Azelaic acid is available under prescription in the form of 20% cream for the treatment of acne. It is applied twice daily. The most common side effect is skin irritation. Azelaic acid should be used with caution in individuals with a darker complexion as it may result in reduced pigmentation (hypopigmentation). The improvement of the acne is not immediate and it may be necessary to wait 4 weeks before to see the effects of the azelaic acid.
8. Benzoyl peroxide
Benzoyl peroxide is a topical agent that has been used in the treatment of acne since the 1950s. It kills the P. acnes bacteria that cause acne and prevents the formation of blackheads and whiteheads (comedolytic agent ). Benzoyl peroxide is effective in the treatment of mild to moderate inflammatory and non-inflammatory acne, especially in combination with topical retinoids. It can also be used in combination with topical antibiotics to reduce the risk of bacterial resistance.
Benzoyl peroxide is available in a wide range of forms (liquid or cleansing bar, lotion, cream, or gel) and concentrations (2.5 to 10%). It is applied once or twice a day. No form or concentration is proven more effective than another. Skin irritation is the most common side effect of benzoyl peroxide. It is an oxidizing agent that can potentially bleach hair, clothing, and bed linens. The drug can take up to 6 weeks to take effect.
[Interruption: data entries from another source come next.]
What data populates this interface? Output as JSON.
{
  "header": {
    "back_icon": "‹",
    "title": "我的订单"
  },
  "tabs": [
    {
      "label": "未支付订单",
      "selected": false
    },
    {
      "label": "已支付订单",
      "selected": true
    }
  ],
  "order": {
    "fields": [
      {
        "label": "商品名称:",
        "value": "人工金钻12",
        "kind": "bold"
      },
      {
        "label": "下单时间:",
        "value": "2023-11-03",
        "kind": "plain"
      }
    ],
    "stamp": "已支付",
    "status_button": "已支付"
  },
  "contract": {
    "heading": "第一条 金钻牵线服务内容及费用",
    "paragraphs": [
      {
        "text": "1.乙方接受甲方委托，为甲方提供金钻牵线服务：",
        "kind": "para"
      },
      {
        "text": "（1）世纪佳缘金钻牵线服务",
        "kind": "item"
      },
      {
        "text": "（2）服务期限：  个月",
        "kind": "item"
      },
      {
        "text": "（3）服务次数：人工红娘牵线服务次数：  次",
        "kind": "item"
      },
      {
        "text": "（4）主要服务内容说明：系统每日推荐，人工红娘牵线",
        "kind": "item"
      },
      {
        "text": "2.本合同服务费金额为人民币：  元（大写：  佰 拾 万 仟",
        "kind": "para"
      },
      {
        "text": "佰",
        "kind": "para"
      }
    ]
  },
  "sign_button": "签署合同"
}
Salicylic acid is a topical agent indicated in the treatment of acne. It is a form of beta-hydroxy acid that slightly peels the skin and helps to unclog the pores. Those types of acid fight acne with inhibiting the pattern of blackheads furthermore whiteheads. Treatment is effective for mild non-inflammatory acne. Salicylic acid is less potent than topical retinoids.
Salicylic acid is an ingredient present in multiple non-prescription anti-acne preparations (cream, lotion, foam, gel, ointment, and solution) in various concentrations (0.5 to 3%). It is applied once or twice a day. Skin irritation is the most common side effect of salicylic acid. It can also increase the sensitivity of the skin to the sun. In clinical trials, salicylic acid has shown similar efficacy to benzoyl peroxide in the treatment of acne with comedones.
Dapsone is an antibiotic that has been used since the 1940s for the oral treatment of acne. Its use gradually ceased after the development of oral tretinoin. The FDA approved the dapsone gel (Aczone) for the treatment of acne in 2005. It kills P. acnes bacteria and fights inflammation. Dapsone is effective in the treatment of mild to moderate inflammatory and non-inflammatory acne, although it seems more effective in treating inflammatory acne.
Dapsone is available under prescription in the form of a 5% gel for topical treatment of acne. It is applied twice daily. The most common side effect is skin irritation. Applying the dapsone gel followed by benzoyl peroxide may cause temporary yellow-orange discoloration of the skin. In clinical trials, dapsone gel has been shown to be more effective in reducing inflammatory lesions (papules, pustules, cysts, and nodules) than no inflammatory lesions (blackheads and whiteheads), with up to 50% reduction after 12 weeks of use.